リタは奇声を上げ、白目を剥いてその場に倒れた。口元がだらしなく緩んでいる。
(……なるほど)
俺は冷めた目でその物体を見下ろした。
さっきの死にゆく女とは違う。こいつはただ、性的興奮が欲しいだけのド変態だ。
俺の「力加減」が、こいつのツボにハマっているだけなのだろう。
(まあ、実害がないなら……たまに触ってやるか)
俺はリタを放置し、部屋へと戻った。
それからというもの、この手の依頼がぽつりぽつりと来るようになった。
重病の老人や、怪我で苦しむ若者。家族に頼まれ、俺は彼らの元へ行き、ただ手を握り、体をさすった。

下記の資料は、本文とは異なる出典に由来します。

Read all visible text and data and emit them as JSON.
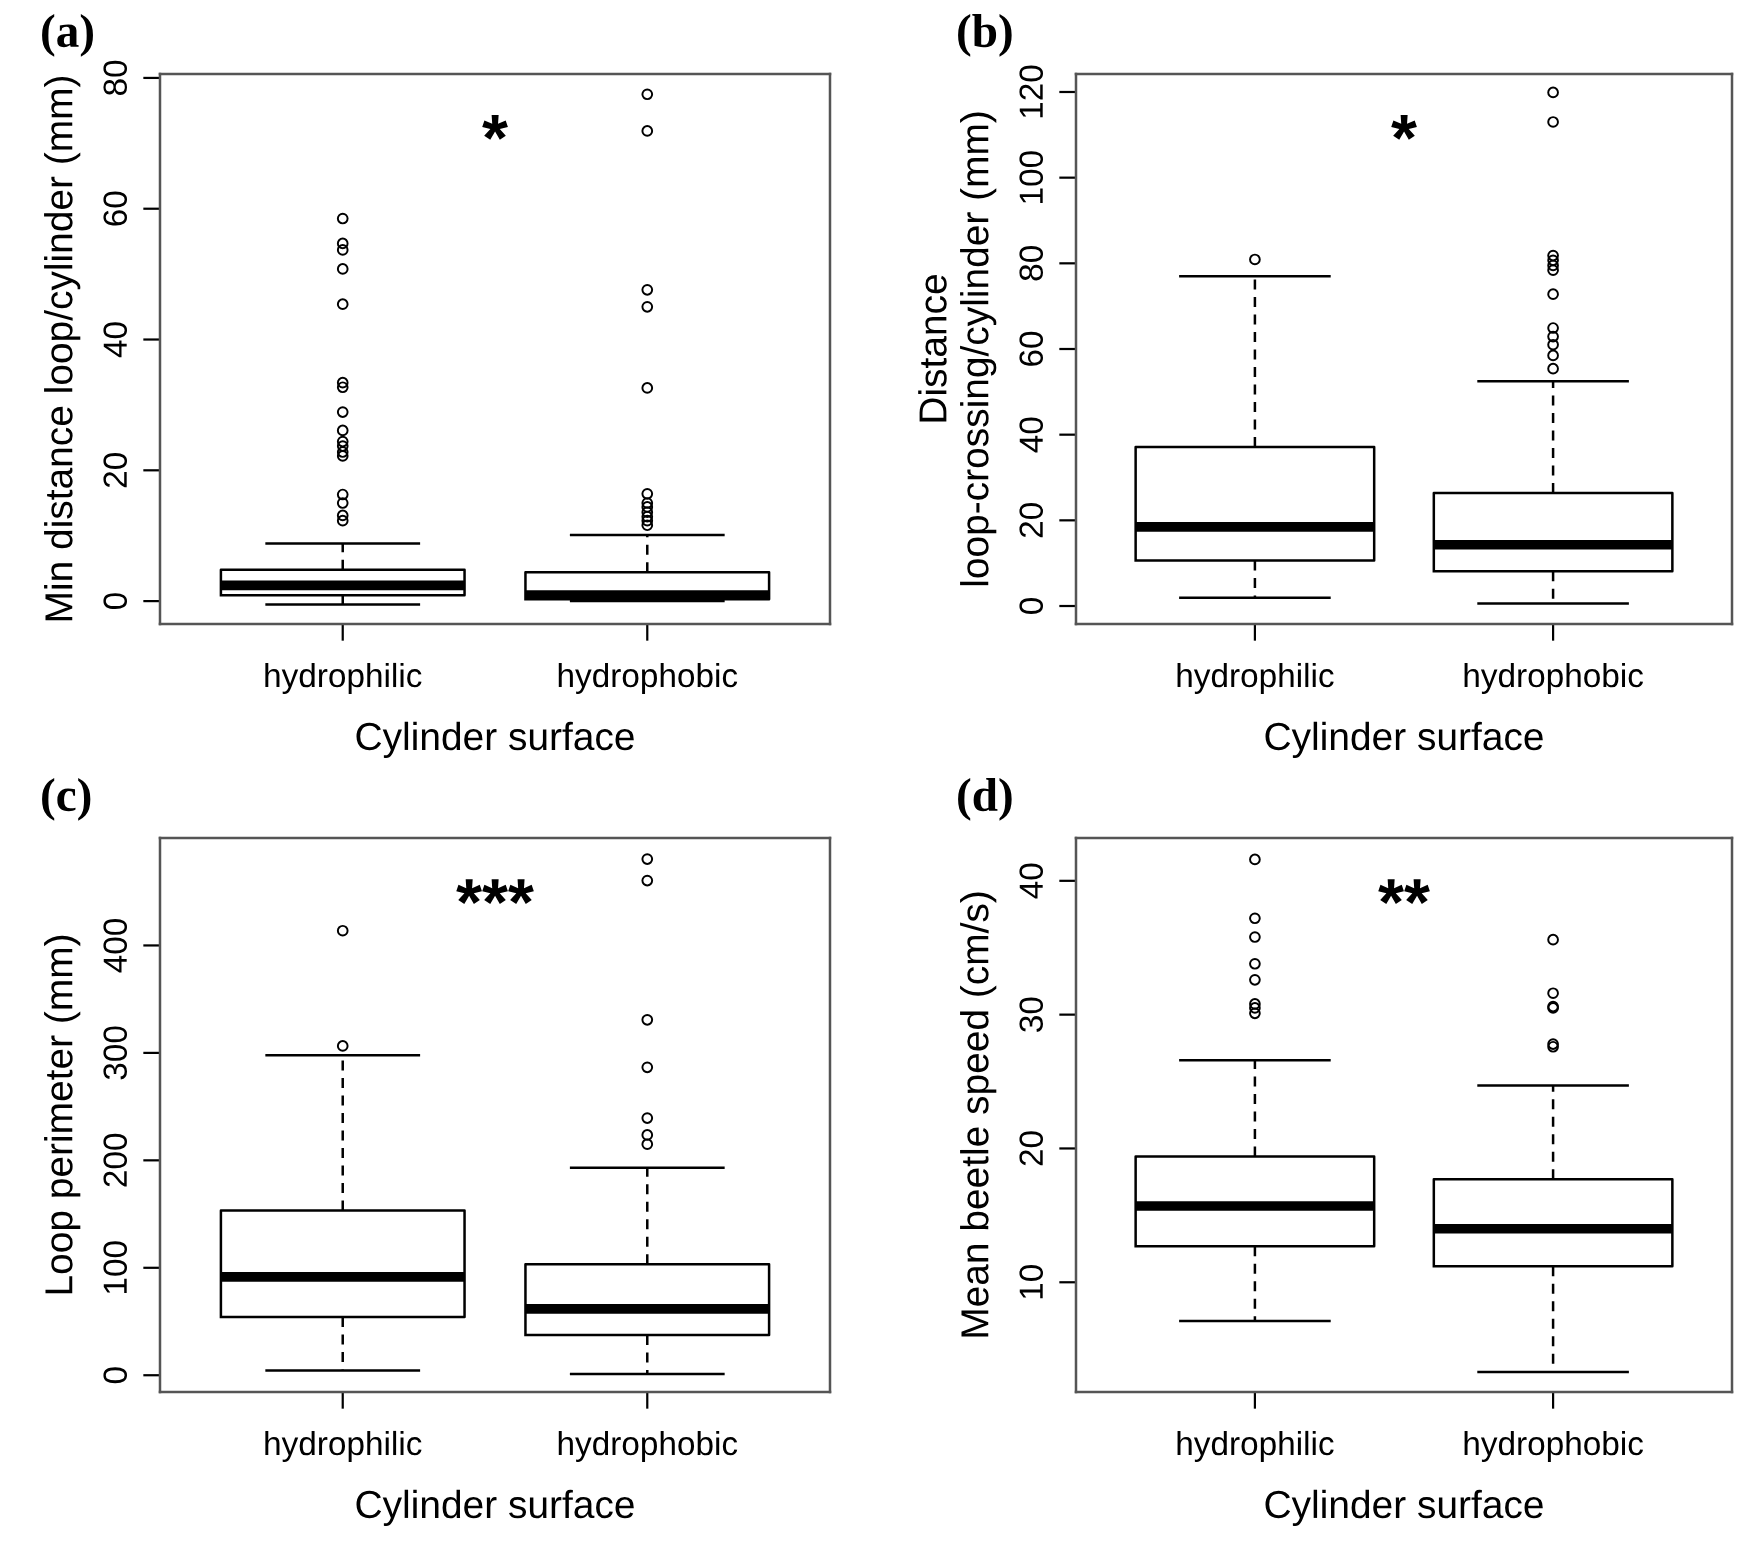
{
  "chart_data": [
    {
      "type": "box",
      "title": "(a)",
      "xlabel": "Cylinder surface",
      "ylabel": "Min distance loop/cylinder (mm)",
      "categories": [
        "hydrophilic",
        "hydrophobic"
      ],
      "boxes": [
        {
          "low": -0.5,
          "q1": 0.9,
          "median": 2.4,
          "q3": 4.8,
          "high": 8.8,
          "outliers": [
            12.3,
            13.1,
            15.0,
            16.3,
            22.2,
            22.8,
            23.7,
            24.4,
            26.1,
            28.9,
            32.7,
            33.4,
            45.4,
            50.8,
            53.7,
            54.7,
            58.5
          ]
        },
        {
          "low": 0,
          "q1": 0.3,
          "median": 0.9,
          "q3": 4.4,
          "high": 10.1,
          "outliers": [
            11.6,
            12.3,
            12.9,
            13.6,
            14.4,
            15.0,
            16.4,
            32.6,
            45.0,
            47.6,
            71.9,
            77.5
          ]
        }
      ],
      "ylim": [
        -3.5,
        80.6
      ],
      "yticks": [
        0,
        20,
        40,
        60,
        80
      ],
      "annotations": [
        "*"
      ]
    },
    {
      "type": "box",
      "title": "(b)",
      "xlabel": "Cylinder surface",
      "ylabel": "Distance\nloop-crossing/cylinder (mm)",
      "categories": [
        "hydrophilic",
        "hydrophobic"
      ],
      "boxes": [
        {
          "low": 1.9,
          "q1": 10.6,
          "median": 18.5,
          "q3": 37.1,
          "high": 77.0,
          "outliers": [
            80.9
          ]
        },
        {
          "low": 0.6,
          "q1": 8.1,
          "median": 14.3,
          "q3": 26.4,
          "high": 52.5,
          "outliers": [
            55.4,
            58.5,
            61.0,
            62.9,
            64.9,
            72.8,
            78.4,
            79.5,
            80.7,
            81.8,
            113.0,
            119.9
          ]
        }
      ],
      "ylim": [
        -4.2,
        124.2
      ],
      "yticks": [
        0,
        20,
        40,
        60,
        80,
        100,
        120
      ],
      "annotations": [
        "*"
      ]
    },
    {
      "type": "box",
      "title": "(c)",
      "xlabel": "Cylinder surface",
      "ylabel": "Loop perimeter (mm)",
      "categories": [
        "hydrophilic",
        "hydrophobic"
      ],
      "boxes": [
        {
          "low": 4.4,
          "q1": 54.2,
          "median": 91.6,
          "q3": 153.3,
          "high": 297.8,
          "outliers": [
            306.5,
            413.7
          ]
        },
        {
          "low": 1.2,
          "q1": 37.4,
          "median": 61.7,
          "q3": 103.4,
          "high": 193.1,
          "outliers": [
            215,
            223.7,
            239.3,
            286.6,
            330.8,
            460.4,
            480.4
          ]
        }
      ],
      "ylim": [
        -15.6,
        500
      ],
      "yticks": [
        0,
        100,
        200,
        300,
        400
      ],
      "annotations": [
        "***"
      ]
    },
    {
      "type": "box",
      "title": "(d)",
      "xlabel": "Cylinder surface",
      "ylabel": "Mean beetle speed (cm/s)",
      "categories": [
        "hydrophilic",
        "hydrophobic"
      ],
      "boxes": [
        {
          "low": 7.1,
          "q1": 12.7,
          "median": 15.7,
          "q3": 19.4,
          "high": 26.6,
          "outliers": [
            30.1,
            30.5,
            30.8,
            32.6,
            33.8,
            35.8,
            37.2,
            41.6
          ]
        },
        {
          "low": 3.3,
          "q1": 11.2,
          "median": 14.0,
          "q3": 17.7,
          "high": 24.7,
          "outliers": [
            27.6,
            27.8,
            30.5,
            30.6,
            31.6,
            35.6
          ]
        }
      ],
      "ylim": [
        1.8,
        43.2
      ],
      "yticks": [
        10,
        20,
        30,
        40
      ],
      "annotations": [
        "**"
      ]
    }
  ]
}
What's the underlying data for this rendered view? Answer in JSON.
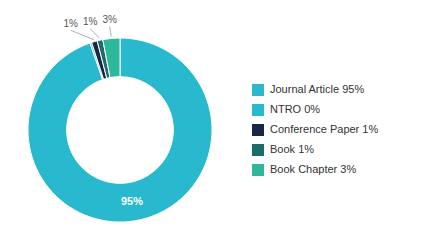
{
  "chart_data": {
    "type": "donut",
    "categories": [
      "Journal Article 95%",
      "NTRO 0%",
      "Conference Paper 1%",
      "Book 1%",
      "Book Chapter 3%"
    ],
    "values": [
      95,
      0.3,
      1,
      1,
      3
    ],
    "value_labels": [
      "95%",
      null,
      "1%",
      "1%",
      "3%"
    ],
    "colors": [
      "#29b9ce",
      "#29b9ce",
      "#1a2744",
      "#1e6b6b",
      "#2db89a"
    ],
    "data_labels": true,
    "legend": "right"
  }
}
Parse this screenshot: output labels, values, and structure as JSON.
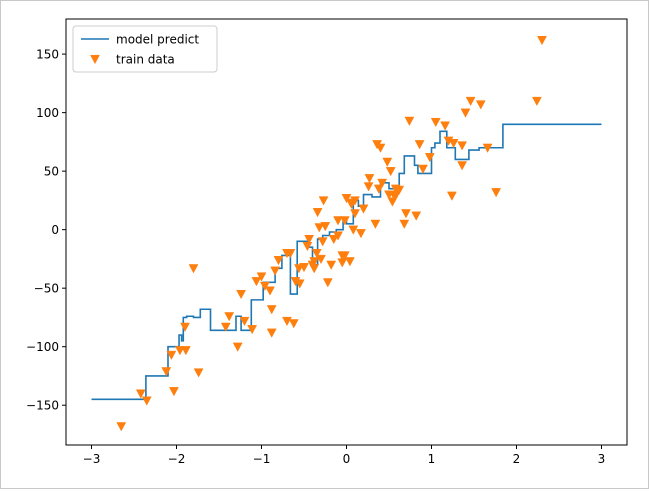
{
  "chart_data": {
    "type": "line+scatter",
    "xlim": [
      -3.3,
      3.3
    ],
    "ylim": [
      -184,
      180
    ],
    "xticks": [
      -3,
      -2,
      -1,
      0,
      1,
      2,
      3
    ],
    "yticks": [
      -150,
      -100,
      -50,
      0,
      50,
      100,
      150
    ],
    "xtick_labels": [
      "−3",
      "−2",
      "−1",
      "0",
      "1",
      "2",
      "3"
    ],
    "ytick_labels": [
      "−150",
      "−100",
      "−50",
      "0",
      "50",
      "100",
      "150"
    ],
    "grid": false,
    "legend": {
      "placement": "upper-left",
      "entries": [
        "model predict",
        "train data"
      ]
    },
    "colors": {
      "line": "#1f77b4",
      "scatter": "#ff7f0e"
    },
    "series": [
      {
        "name": "model predict",
        "type": "step-line",
        "x": [
          -3.0,
          -2.36,
          -2.36,
          -2.1,
          -2.1,
          -1.97,
          -1.97,
          -1.94,
          -1.94,
          -1.92,
          -1.92,
          -1.88,
          -1.88,
          -1.8,
          -1.8,
          -1.72,
          -1.72,
          -1.6,
          -1.6,
          -1.3,
          -1.3,
          -1.24,
          -1.24,
          -1.12,
          -1.12,
          -0.98,
          -0.98,
          -0.84,
          -0.84,
          -0.76,
          -0.76,
          -0.66,
          -0.66,
          -0.58,
          -0.58,
          -0.46,
          -0.46,
          -0.4,
          -0.4,
          -0.34,
          -0.34,
          -0.28,
          -0.28,
          -0.2,
          -0.2,
          -0.12,
          -0.12,
          -0.04,
          -0.04,
          0.0,
          0.0,
          0.08,
          0.08,
          0.14,
          0.14,
          0.2,
          0.2,
          0.3,
          0.3,
          0.4,
          0.4,
          0.5,
          0.5,
          0.62,
          0.62,
          0.68,
          0.68,
          0.8,
          0.8,
          0.84,
          0.84,
          1.0,
          1.0,
          1.04,
          1.04,
          1.1,
          1.1,
          1.18,
          1.18,
          1.28,
          1.28,
          1.44,
          1.44,
          1.56,
          1.56,
          1.84,
          1.84,
          3.0
        ],
        "y": [
          -145,
          -145,
          -125,
          -125,
          -100,
          -100,
          -90,
          -90,
          -95,
          -95,
          -75,
          -75,
          -74,
          -74,
          -75,
          -75,
          -68,
          -68,
          -86,
          -86,
          -74,
          -74,
          -86,
          -86,
          -60,
          -60,
          -45,
          -45,
          -33,
          -33,
          -22,
          -22,
          -55,
          -55,
          -10,
          -10,
          -15,
          -15,
          -30,
          -30,
          -8,
          -8,
          -5,
          -5,
          -2,
          -2,
          0,
          0,
          10,
          10,
          5,
          5,
          25,
          25,
          20,
          20,
          30,
          30,
          28,
          28,
          40,
          40,
          35,
          35,
          48,
          48,
          63,
          63,
          55,
          55,
          48,
          48,
          70,
          70,
          74,
          74,
          84,
          84,
          70,
          70,
          60,
          60,
          68,
          68,
          70,
          70,
          90,
          90
        ]
      },
      {
        "name": "train data",
        "type": "scatter",
        "marker": "triangle-down",
        "x": [
          -2.65,
          -2.42,
          -2.35,
          -2.12,
          -2.03,
          -2.06,
          -1.96,
          -1.9,
          -1.89,
          -1.8,
          -1.74,
          -1.42,
          -1.38,
          -1.24,
          -1.2,
          -1.11,
          -1.06,
          -0.96,
          -0.88,
          -0.88,
          -0.84,
          -0.8,
          -0.66,
          -0.62,
          -0.55,
          -0.5,
          -0.46,
          -0.4,
          -0.38,
          -0.35,
          -0.34,
          -0.32,
          -0.3,
          -0.27,
          -0.22,
          -0.18,
          -0.15,
          -0.1,
          -0.05,
          -0.05,
          -0.02,
          0.0,
          0.06,
          0.08,
          0.1,
          0.2,
          0.26,
          0.27,
          0.34,
          0.36,
          0.38,
          0.4,
          0.48,
          0.52,
          0.54,
          0.57,
          0.6,
          0.62,
          0.7,
          0.74,
          0.82,
          0.86,
          0.9,
          0.98,
          1.05,
          1.16,
          1.24,
          1.36,
          1.4,
          1.46,
          1.58,
          1.66,
          1.76,
          2.24,
          2.3,
          -0.28,
          -0.6,
          -0.7,
          -0.38,
          -0.44,
          -0.25,
          -0.1,
          0.05,
          0.17,
          0.5,
          0.58,
          0.04,
          -0.02,
          0.1,
          1.26,
          1.36,
          1.2,
          -0.7,
          -0.9,
          0.42,
          0.58,
          -1.0,
          -1.28,
          -0.56,
          0.68
        ],
        "y": [
          -168,
          -140,
          -146,
          -121,
          -138,
          -107,
          -103,
          -83,
          -103,
          -33,
          -122,
          -83,
          -74,
          -55,
          -78,
          -85,
          -44,
          -48,
          -68,
          -88,
          -35,
          -26,
          -20,
          -80,
          -46,
          -32,
          -14,
          -30,
          -33,
          -20,
          15,
          2,
          -25,
          25,
          -45,
          -30,
          -8,
          -5,
          -28,
          -22,
          8,
          27,
          22,
          0,
          14,
          18,
          37,
          44,
          5,
          73,
          35,
          70,
          58,
          50,
          24,
          28,
          33,
          34,
          14,
          93,
          12,
          73,
          52,
          62,
          92,
          89,
          29,
          55,
          100,
          110,
          107,
          70,
          32,
          110,
          162,
          -10,
          -44,
          -20,
          -27,
          -8,
          3,
          8,
          23,
          -3,
          30,
          30,
          -27,
          -22,
          25,
          74,
          72,
          76,
          -78,
          -52,
          40,
          35,
          -40,
          -100,
          -33,
          5
        ]
      }
    ]
  }
}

皆、最後は安らかに感謝して逝った。あるいは、痛みが引いて眠りについた。
俺は頑として謝礼を受け取らなかった。
すると、いつの間にか城門近くの壁のくぼみに、誰が彫ったのか、俺を模したらしき不細工な木彫りの像が置かれ、そこにお供え物がされるようになった。
野菜、果物、干し肉。山のような供物だ。
「隊長! すごいですよ! 今日は高級なチーズが供えられてました! これなら食費が浮きます!」
輜重隊のセインが嬉々として報告に来る。
もったいないので、管理は全部あいつに任せることにした。
俺は執務室の窓から、供え物をする領民たちを眺め、深く深く、ため息をついた。
「……俺は『黒狼』と呼ばれた傭兵隊長なんだがな」
聖者でも何でもない。ただの、不器用な人殺しだ。
だというのに、なぜか拝まれている現状に、俺は強烈な居心地の悪さを感じていた。